Boku no Hero Academia © Horikoshi Kouhei
Story © Panda Dayo
Mungkin kebanyakan dialog. Canon setting. Ga jelas.
tidak ada keuntungan apapun selain kebahagiaan seorang shipper.
.
.
.
.
Musim panas telah tiba. Telpon tidak berhenti berdering sedari pagi. Entah darimana atau bagaimana mereka mendapat nomor telpon rumah seorang Todoroki Shouto, lalu memohon agar ia sekiranya mau mampir sejenak di rumah mereka dan menyediakan pendingin gratisan dengan quirknya.
Shouto ingin bersahabat dengan yang lain, tapi ia malas meladeni mereka karena hawa panas ini. Di rumah Shouto ada AC, tetapi Shouto lebih suka memakai quirk esnya sendiri sebagai pendingin. Shouto menikmati kesendiriannya, tidak mau terusik. Bagaimana caranya blacklist dari telpon rumah?
Tapi tentu saja Shouto tidak menolak secara kasar, apalagi jika itu dari teman gadisnya.
"Todoroki, bisakah kau mampir sebentar ke rumahku? Ada banyak kue juga." —anak perempuan berusaha memberi sogokan.
"Maaf, aku sedang sibuk."
Atau kalau teman laki-lakinya.
"Todoroki, apa kau bisa—"
Klek.
Ralat; Shouto kasar dengan caranya sendiri. Langsung menutup gagang telpon tanpa minat. Shouto menghela napas lelah, berharap tidak ada telpon lagi. Ia ingat sudah hampir teman sekelas berusaha menelponnya hari ini.
Ingin Shouto tinggal, tapi Fuyumi menyuruhnya menjawab telpon demi adab kesopanan. Persetan. Shouto tidak butuh adab untuk menikmati liburnya! Andai saja Fuyumi tidak menyuruhnya menunggu seperti customer care di dekat meja telpon begini.
Telpon rumah Shouto berdering lagi, Shouto mengangkatnya. Ia sungguh harap ini yang terakhir dan ia bisa menolaknya dengan cepat.
"Halo, Todoroki di sini."
"Ah, Todoroki-kun? Maaf mengganggu waktu liburmu. Bisa tolong ke rumahku? M-maaf, aku dapat nomormu dari Yaoyorozu-san."
Shouto membeku. Suara ini ...
"Midoriya?"
"Ah, iya! Aku Midoriya, hehe. M-maaf. Kalau kau sibuk, tidak apa. Aku mengerti, kok."
"Tidak, aku kesana sekarang. Tunggu aku."
"Terima kasih banyak, Todoroki-kun!"
Klek.
Pengecualian untuk Midoriya Izuku, huh?
( Di seberang sana, Izuku bertanya; memangnya Shouto sudah tahu rumahnya? )
.
Sebenarnya, Shouto tidak memahami dirinya.

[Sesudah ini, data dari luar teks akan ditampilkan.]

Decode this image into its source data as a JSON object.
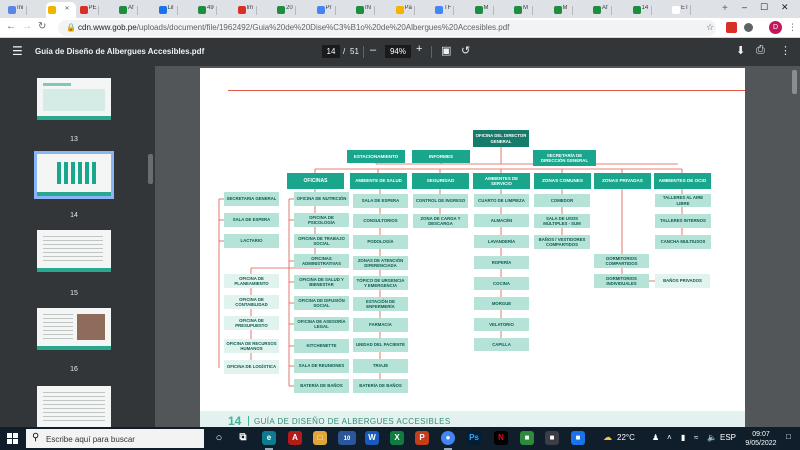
{
  "browser": {
    "tabs": [
      {
        "title": "Ini",
        "color": "#5b86e5",
        "active": false
      },
      {
        "title": "",
        "color": "#f2b400",
        "active": true
      },
      {
        "title": "PE",
        "color": "#d93025",
        "active": false
      },
      {
        "title": "Af",
        "color": "#1e8e3e",
        "active": false
      },
      {
        "title": "Lil",
        "color": "#1a73e8",
        "active": false
      },
      {
        "title": "49",
        "color": "#1e8e3e",
        "active": false
      },
      {
        "title": "Im",
        "color": "#d93025",
        "active": false
      },
      {
        "title": "20",
        "color": "#1e8e3e",
        "active": false
      },
      {
        "title": "Pr",
        "color": "#4285f4",
        "active": false
      },
      {
        "title": "IN",
        "color": "#1e8e3e",
        "active": false
      },
      {
        "title": "Pa",
        "color": "#f2b400",
        "active": false
      },
      {
        "title": "TF",
        "color": "#4285f4",
        "active": false
      },
      {
        "title": "M",
        "color": "#1e8e3e",
        "active": false
      },
      {
        "title": "M",
        "color": "#1e8e3e",
        "active": false
      },
      {
        "title": "M",
        "color": "#1e8e3e",
        "active": false
      },
      {
        "title": "Af",
        "color": "#1e8e3e",
        "active": false
      },
      {
        "title": "14",
        "color": "#1e8e3e",
        "active": false
      },
      {
        "title": "ET Pa",
        "color": "#ffffff",
        "active": false
      }
    ],
    "new_tab": "+",
    "url_domain": "cdn.www.gob.pe",
    "url_path": "/uploads/document/file/1962492/Guia%20de%20Dise%C3%B1o%20de%20Albergues%20Accesibles.pdf",
    "profile_initial": "D",
    "win_min": "–",
    "win_max": "☐",
    "win_close": "✕"
  },
  "pdf": {
    "doc_title": "Guía de Diseño de Albergues Accesibles.pdf",
    "current_page": "14",
    "page_sep": "/",
    "total_pages": "51",
    "zoom": "94%",
    "zoom_out": "–",
    "zoom_in": "+"
  },
  "sidebar": {
    "pages": [
      "13",
      "14",
      "15",
      "16"
    ],
    "selected": "14"
  },
  "page_content": {
    "footer_number": "14",
    "footer_title": "GUÍA DE DISEÑO DE ALBERGUES ACCESIBLES",
    "org": {
      "top": "OFICINA DEL DIRECTOR GENERAL",
      "estacionamiento": "ESTACIONAMIENTO",
      "informes": "INFORMES",
      "secretaria_direccion": "SECRETARÍA DE DIRECCIÓN GENERAL",
      "heads": [
        "OFICINAS",
        "AMBIENTE DE SALUD",
        "SEGURIDAD",
        "AMBIENTES DE SERVICIO",
        "ZONAS COMUNES",
        "ZONAS PRIVADAS",
        "AMBIENTES DE OCIO"
      ],
      "col1_left": [
        "SECRETARIA GENERAL",
        "SALA DE ESPERA",
        "LACTARIO"
      ],
      "col1_right": [
        "OFICINA DE NUTRICIÓN",
        "OFICINA DE PSICOLOGÍA",
        "OFICINA DE TRABAJO SOCIAL",
        "OFICINAS ADMINISTRATIVAS"
      ],
      "col1_sub_left": [
        "OFICINA DE PLANEAMIENTO",
        "OFICINA DE CONTABILIDAD",
        "OFICINA DE PRESUPUESTO",
        "OFICINA DE RECURSOS HUMANOS",
        "OFICINA DE LOGÍSTICA"
      ],
      "col1_sub_right": [
        "OFICINA DE SALUD Y BIENESTAR",
        "OFICINA DE DIFUSIÓN SOCIAL",
        "OFICINA DE ASESORÍA LEGAL",
        "KITCHENETTE",
        "SALA DE REUNIONES",
        "BATERÍA DE BAÑOS"
      ],
      "salud": [
        "SALA DE ESPERA",
        "CONSULTORIOS",
        "PODOLOGÍA",
        "ZONAS DE ATENCIÓN DIFERENCIADA",
        "TÓPICO DE URGENCIA Y EMERGENCIA",
        "ESTACIÓN DE ENFERMERÍA",
        "FARMACIA",
        "UNIDAD DEL PACIENTE",
        "TRIAJE",
        "BATERÍA DE BAÑOS"
      ],
      "seguridad": [
        "CONTROL DE INGRESO",
        "ZONA DE CARGA Y DESCARGA"
      ],
      "servicio": [
        "CUARTO DE LIMPIEZA",
        "ALMACÉN",
        "LAVANDERÍA",
        "ROPERÍA",
        "COCINA",
        "MORGUE",
        "VELATORIO",
        "CAPILLA"
      ],
      "comunes": [
        "COMEDOR",
        "SALA DE USOS MÚLTIPLES - SUM",
        "BAÑOS / VESTIDORES COMPARTIDOS"
      ],
      "privadas": [
        "DORMITORIOS COMPARTIDOS",
        "DORMITORIOS INDIVIDUALES",
        "BAÑOS PRIVADOS"
      ],
      "ocio": [
        "TALLERES AL AIRE LIBRE",
        "TALLERES INTERNOS",
        "CANCHA MULTIUSOS"
      ]
    }
  },
  "taskbar": {
    "search_placeholder": "Escribe aquí para buscar",
    "badge": "10",
    "weather": "22°C",
    "lang": "ESP",
    "time": "09:07",
    "date": "9/05/2022"
  }
}
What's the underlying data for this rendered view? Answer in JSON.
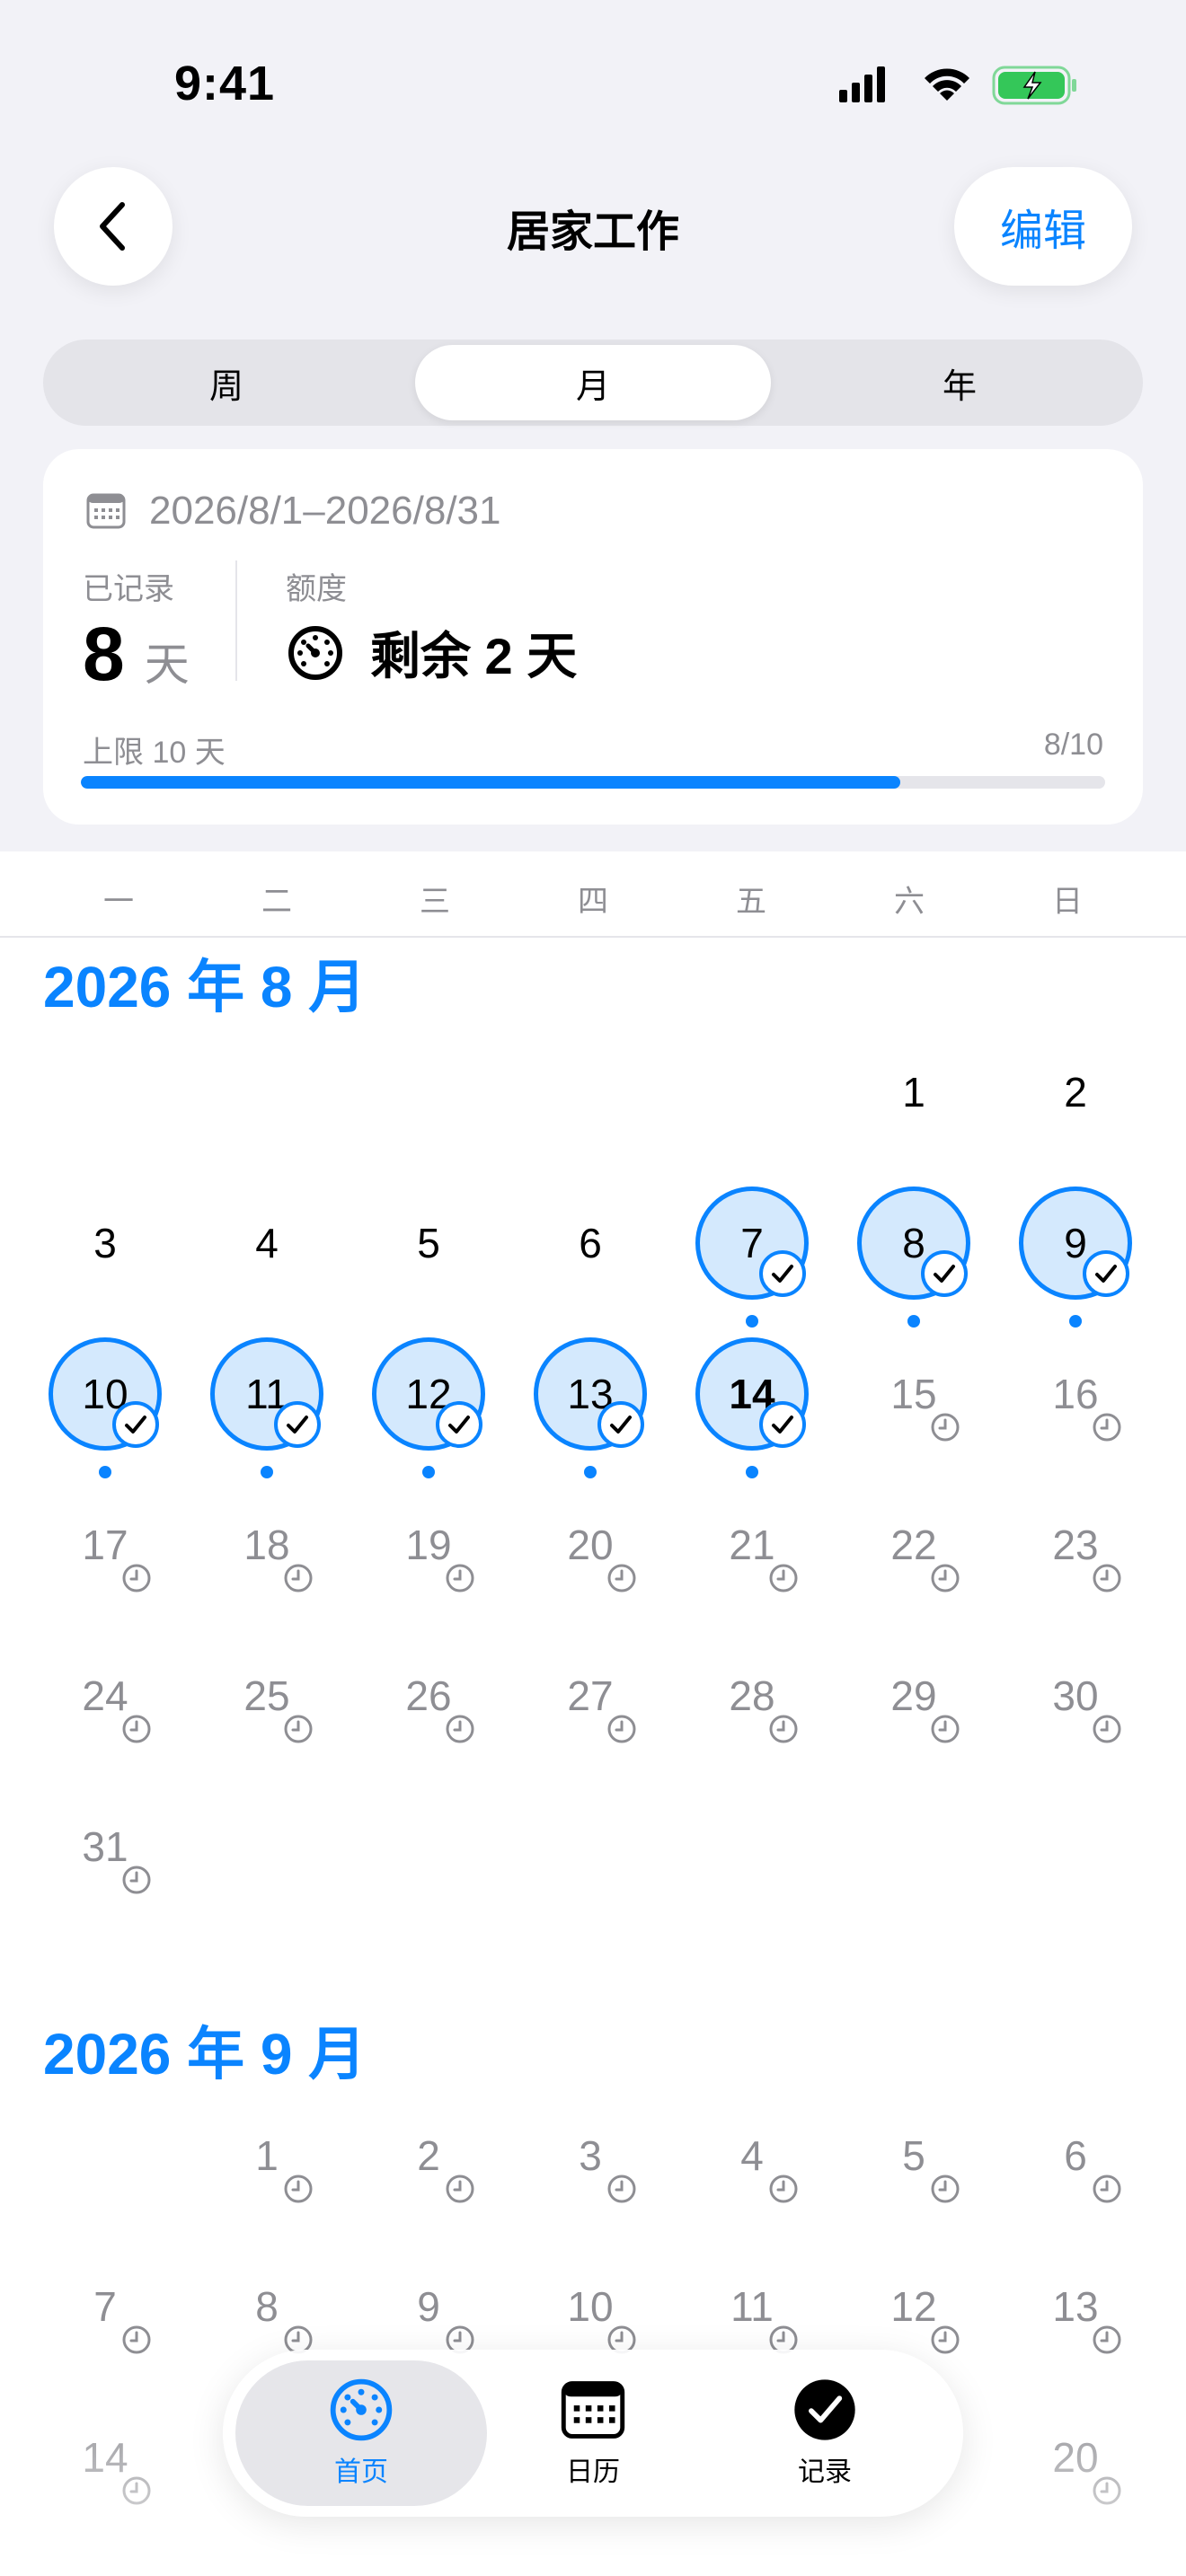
{
  "status_bar": {
    "time": "9:41"
  },
  "nav": {
    "title": "居家工作",
    "edit_label": "编辑"
  },
  "segments": [
    {
      "label": "周",
      "active": false
    },
    {
      "label": "月",
      "active": true
    },
    {
      "label": "年",
      "active": false
    }
  ],
  "summary": {
    "date_range": "2026/8/1–2026/8/31",
    "recorded_label": "已记录",
    "recorded_value": "8",
    "recorded_unit": "天",
    "quota_label": "额度",
    "quota_value": "剩余 2 天",
    "limit_label": "上限 10 天",
    "limit_count": "8/10",
    "progress_fraction": 0.8
  },
  "weekdays": [
    "一",
    "二",
    "三",
    "四",
    "五",
    "六",
    "日"
  ],
  "months": [
    {
      "title": "2026 年 8 月",
      "first_weekday_index": 5,
      "days": [
        {
          "d": "1",
          "s": "past"
        },
        {
          "d": "2",
          "s": "past"
        },
        {
          "d": "3",
          "s": "past"
        },
        {
          "d": "4",
          "s": "past"
        },
        {
          "d": "5",
          "s": "past"
        },
        {
          "d": "6",
          "s": "past"
        },
        {
          "d": "7",
          "s": "done"
        },
        {
          "d": "8",
          "s": "done"
        },
        {
          "d": "9",
          "s": "done"
        },
        {
          "d": "10",
          "s": "done"
        },
        {
          "d": "11",
          "s": "done"
        },
        {
          "d": "12",
          "s": "done"
        },
        {
          "d": "13",
          "s": "done"
        },
        {
          "d": "14",
          "s": "today"
        },
        {
          "d": "15",
          "s": "future"
        },
        {
          "d": "16",
          "s": "future"
        },
        {
          "d": "17",
          "s": "future"
        },
        {
          "d": "18",
          "s": "future"
        },
        {
          "d": "19",
          "s": "future"
        },
        {
          "d": "20",
          "s": "future"
        },
        {
          "d": "21",
          "s": "future"
        },
        {
          "d": "22",
          "s": "future"
        },
        {
          "d": "23",
          "s": "future"
        },
        {
          "d": "24",
          "s": "future"
        },
        {
          "d": "25",
          "s": "future"
        },
        {
          "d": "26",
          "s": "future"
        },
        {
          "d": "27",
          "s": "future"
        },
        {
          "d": "28",
          "s": "future"
        },
        {
          "d": "29",
          "s": "future"
        },
        {
          "d": "30",
          "s": "future"
        },
        {
          "d": "31",
          "s": "future"
        }
      ]
    },
    {
      "title": "2026 年 9 月",
      "first_weekday_index": 1,
      "days": [
        {
          "d": "1",
          "s": "future"
        },
        {
          "d": "2",
          "s": "future"
        },
        {
          "d": "3",
          "s": "future"
        },
        {
          "d": "4",
          "s": "future"
        },
        {
          "d": "5",
          "s": "future"
        },
        {
          "d": "6",
          "s": "future"
        },
        {
          "d": "7",
          "s": "future"
        },
        {
          "d": "8",
          "s": "future"
        },
        {
          "d": "9",
          "s": "future"
        },
        {
          "d": "10",
          "s": "future"
        },
        {
          "d": "11",
          "s": "future"
        },
        {
          "d": "12",
          "s": "future"
        },
        {
          "d": "13",
          "s": "future"
        },
        {
          "d": "14",
          "s": "future"
        },
        {
          "d": "20",
          "s": "future"
        }
      ]
    }
  ],
  "tabbar": [
    {
      "label": "首页",
      "icon": "gauge-icon",
      "active": true
    },
    {
      "label": "日历",
      "icon": "calendar-icon",
      "active": false
    },
    {
      "label": "记录",
      "icon": "checkmark-circle-icon",
      "active": false
    }
  ],
  "colors": {
    "accent": "#0a84ff",
    "done_fill": "#d4e9fd",
    "muted": "#8e8e93"
  }
}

Sadar bahwa ia baru saja menjilat ludah sendiri untuk tidak pergi kemana-mana selama libur musim panas. Shouto tahu ini terdengar aneh, tapi dia tidak bisa menolak permintaan dari Izuku. Jangan tanya kenapa, mungkin itu hanya spontanitas. Karena dia berhutang budi dengan pemuda berambut hijau ikal itu.
Shouto menyusuri jalan seorang diri dengan penyamaran. Dia salah satu murid di U.A, bisa gawat jika ia dikenal di tengah keramaian sebelum sampai ke rumah Izuku. Shouto tahu rumahnya ketika suatu waktu tak sengaja membuntutinya karena penasaran. Dia tinggal agak jauh, di sebuah rumah sederhana bersama ibunya.
Jangan sebut Shouto sebagai stalker, dia hanya membuktikan rasa penasarannya.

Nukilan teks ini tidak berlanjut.